To solve this we are going to use the compound interest formula with periodic deposits: [tex]A=P(1+ \frac{r}{n} )^{nt}+P_{d}( \frac{(1+ \frac{r}{n})^{nt}-1 }{ \frac{r}{n} } )(1+ \frac{r}{n} ) [/tex]
where
[tex]A[/tex] is the final amount after [tex]t[/tex] years
[tex]P[/tex] is the initial investment
[tex]P_{d}[/tex] is the periodic deposits
[tex]r[/tex] is the interest rate in decimal form
[tex]n[/tex] is the number of times the interest is compounded per year
[tex]t[/tex] is the time in years
Since he is going to save from 27 years old until 65 years old, [tex]t=65-27=38[/tex]. We know that hes is opening his IRA with $0, so [tex]P=0[/tex]; We also know that he is going to invest $200 at the beginning of each month, so [tex]P_{d}=200[/tex]. To convert the interest rate to decimal form, we are going to divide it by 100: [tex]r= \frac{2.65}{100} =0.0265[/tex], and since the interest is compounded monthly, [tex]n=12[/tex]. Lets replace all the values in our formula to find [tex]A[/tex]:
[tex]A=P(1+ \frac{r}{n} )^{nt}+P_{d}( \frac{(1+ \frac{r}{n})^{nt}-1 }{ \frac{r}{n} } )(1+ \frac{r}{n} ) [/tex]

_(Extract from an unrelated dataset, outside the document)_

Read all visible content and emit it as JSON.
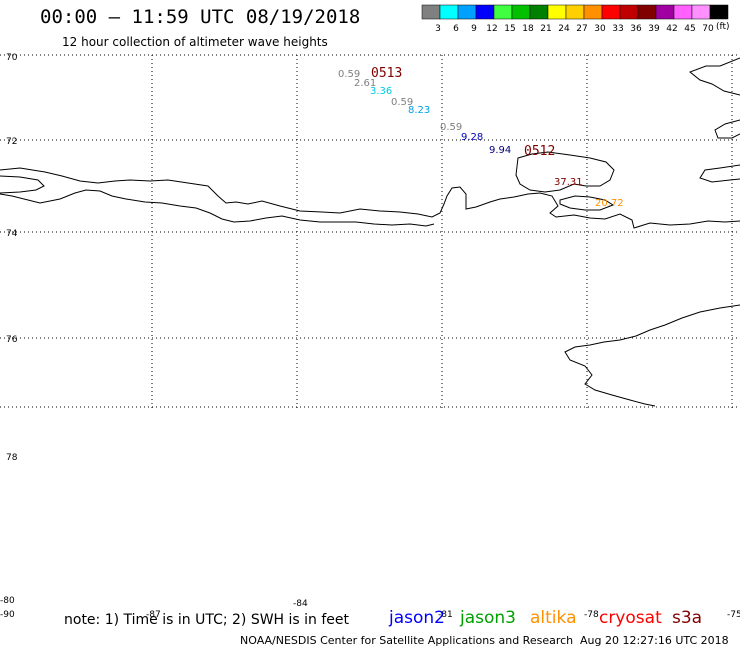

[tex]A=0(1+ \frac{0.0265}{12} )^{(12)(38)}+200( \frac{(1+ \frac{0.0265}{12})^{(12)(38)}-1 }{ \frac{0.0265}{12} } )(1+ \frac{0.0265}{12} ) [/tex]
[tex]A=157419.04[/tex]
We can conclude that Rick will have $157,419.04 in his IRA account by the time when he retires.